From a scientific point of view it could be said that the human body is by and large the same moving, breathing, living mass of cells, tissues and bones regardless of where it happens to live.   Naturally physical bodies adapt to different environments, but ‘bodies are bodies’ and variations are not that endless.  I am imagining here – what if those threads that connect us were all rolled up and pulled together so that we could bring everyone back to one starting point.

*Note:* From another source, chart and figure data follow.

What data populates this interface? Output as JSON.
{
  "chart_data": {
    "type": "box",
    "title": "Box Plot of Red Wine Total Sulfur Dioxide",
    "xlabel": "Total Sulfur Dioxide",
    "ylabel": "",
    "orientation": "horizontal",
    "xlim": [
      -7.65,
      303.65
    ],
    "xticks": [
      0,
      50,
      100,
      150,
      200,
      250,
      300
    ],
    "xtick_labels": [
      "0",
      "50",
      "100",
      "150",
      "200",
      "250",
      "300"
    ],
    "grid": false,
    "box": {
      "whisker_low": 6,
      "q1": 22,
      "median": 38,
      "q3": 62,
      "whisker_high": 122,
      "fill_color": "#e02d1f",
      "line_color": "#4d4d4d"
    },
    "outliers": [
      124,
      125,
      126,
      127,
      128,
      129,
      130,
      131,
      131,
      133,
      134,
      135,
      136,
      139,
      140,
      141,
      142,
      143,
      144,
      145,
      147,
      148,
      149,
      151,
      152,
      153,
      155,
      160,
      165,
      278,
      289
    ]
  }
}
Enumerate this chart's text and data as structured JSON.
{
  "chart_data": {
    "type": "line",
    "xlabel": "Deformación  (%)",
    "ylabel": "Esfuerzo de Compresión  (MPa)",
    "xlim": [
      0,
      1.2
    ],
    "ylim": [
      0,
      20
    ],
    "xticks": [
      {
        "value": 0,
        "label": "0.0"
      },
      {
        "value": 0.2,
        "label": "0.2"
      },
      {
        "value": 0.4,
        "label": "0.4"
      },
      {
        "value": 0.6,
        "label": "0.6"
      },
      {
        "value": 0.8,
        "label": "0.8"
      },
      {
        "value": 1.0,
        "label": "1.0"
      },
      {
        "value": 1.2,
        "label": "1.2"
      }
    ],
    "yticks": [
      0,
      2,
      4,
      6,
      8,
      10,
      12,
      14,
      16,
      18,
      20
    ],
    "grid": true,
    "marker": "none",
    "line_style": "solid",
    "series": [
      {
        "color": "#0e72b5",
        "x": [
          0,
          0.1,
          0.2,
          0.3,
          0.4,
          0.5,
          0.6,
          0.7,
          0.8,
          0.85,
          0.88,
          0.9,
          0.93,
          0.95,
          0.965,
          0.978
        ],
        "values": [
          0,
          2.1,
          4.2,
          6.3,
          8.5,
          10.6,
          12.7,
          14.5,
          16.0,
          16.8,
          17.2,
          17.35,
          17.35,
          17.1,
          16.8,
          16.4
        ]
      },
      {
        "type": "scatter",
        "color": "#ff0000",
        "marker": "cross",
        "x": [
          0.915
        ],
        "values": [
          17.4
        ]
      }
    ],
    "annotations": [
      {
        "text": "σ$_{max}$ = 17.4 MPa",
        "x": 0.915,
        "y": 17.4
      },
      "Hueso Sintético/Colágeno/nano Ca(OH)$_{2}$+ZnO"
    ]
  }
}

On that metaphorical journey through time and history perhaps we could learn much about how knots of conflict develop or how threads got severed at  specific points along the way.  What an intriguing vision I have of billions of threads criss-crossing the globe, over and over being knitted into one gigantic ball of wool which we call planet earth!  Maybe that’s all we are, one giant big ball of wool spinning around in the cosmos, who knows?

Those complicated knots tie us up and sometimes seem impossible to unravel.   Threads of histories and relationships snap through trauma or are deliberately cut.  Yet, if we all held that simple thought of ‘a basic thread connecting everyone’ in our minds, maybe untying those knots and knitting things back together wouldn’t be so difficult.  Perhaps understanding how we feel connected to places and people across time and place would be darned easier.

Needless to say there are expert explanations to all of the above and great academic and scientific analysis to be had on all of my woolly musings. However, for the moment I feel lots of invisible threads attached to me, some dangerously thinning over time, yet others are strong and fast and enduring and they will keep me rolling along.   These latter threads are those without which I would unravel, and be lost.